Metadata-Version: 2.1
Name: saipy
Version: 0.0.4
Summary: Deep learnig-based seismological application
Home-page: https://github.com/srivastavaresearchgroup/SAIPy
Author: Megha, Wei, and Nishtha
Author-email: "Megha, Wei, and Nishtha" <sai_group@gmail.com>
License: MIT
Project-URL: Homepage, https://github.com/srivastavaresearchgroup/SAIPy
Project-URL: Bug Tracker, https://github.com/srivastavaresearchgroup/SAIPy/issues
Classifier: Programming Language :: Python :: 3
Classifier: License :: OSI Approved :: MIT License
Classifier: Operating System :: OS Independent
Requires-Python: >=3.8
Description-Content-Type: text/markdown
License-File: LICENSE.txt
Requires-Dist: pytest >=6.2.3
Requires-Dist: numpy >=1.21.0
Requires-Dist: keyring >=22.3.0
Requires-Dist: pkginfo >=1.7.0
Requires-Dist: scipy >=1.6.2
Requires-Dist: tensorflow-estimator >=2.12.0
Requires-Dist: tensorflow ~=2.8.0
Requires-Dist: keras >=2.8.0
Requires-Dist: matplotlib >=3.7.1
Requires-Dist: pandas >=1.1.5
Requires-Dist: tqdm >=4.65.0
Requires-Dist: h5py >=2.10.0
Requires-Dist: obspy >=1.4.0
Requires-Dist: jupyter >=1.0.0
Requires-Dist: seaborn >=0.12.2
Requires-Dist: scikit-learn >=0.24.1
Requires-Dist: torch ==1.12.1
Requires-Dist: cuda ==11.3.0

# SAIPy
Seismology has witnessed significant advancements in recent years with the application of deep learning methods to address a broad range of problems. These techniques have demonstrated their remarkable ability to effectively extract statistical properties from extensive datasets, surpassing the capabilities of traditional approaches to an extent. In this repository we present SAIPy, an open-source Python package developed for fast seismic waveform data processing by implementing deep learning. SAIPy offers solutions for multiple seismological tasks such as earthquake detection, magnitude estimation, seismic phase picking, and polarity identification.
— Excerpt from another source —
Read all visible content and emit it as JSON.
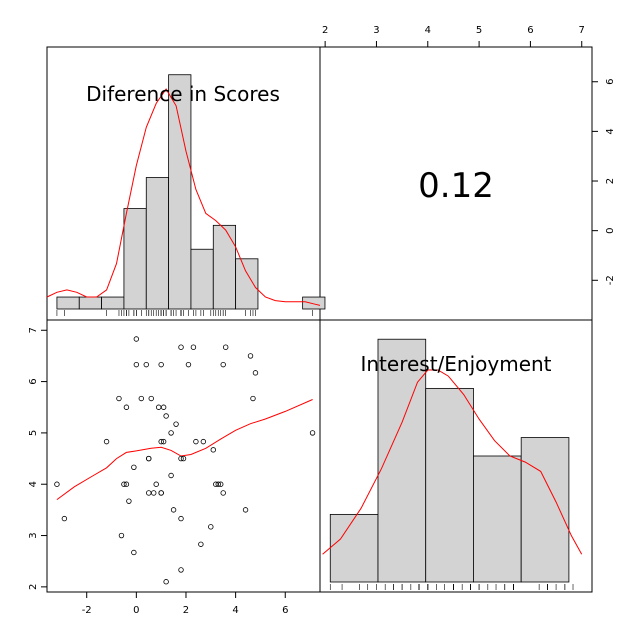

This brings together the capabilities of previously published models such as [CREIME](https://agupubs.onlinelibrary.wiley.com/doi/full/10.1029/2022JB024595), [Dynapicker](https://arxiv.org/abs/2211.09539v1?trk=public_post_main-feed-card_feed-article-content) and [PolarCAP](https://www.sciencedirect.com/science/article/pii/S2666544122000247) and introduces upgraded versions of previously published models such as CREIME_RT capable of identifying earthquakes with an accuracy above 99.8% and a root mean squared error of 0.38 unit in magnitude estimation. These upgraded models outperform state-of-the-art approaches like the Vision Transformer network. SAIPy provides an API that simplifies the integration of these advanced models with benchmark datasets like STEAD and INSTANCE. The package can be implemented on continuous waveforms and has the potential to be used for real-time earthquake monitoring to enable timely actions to mitigate the impact of seismic events.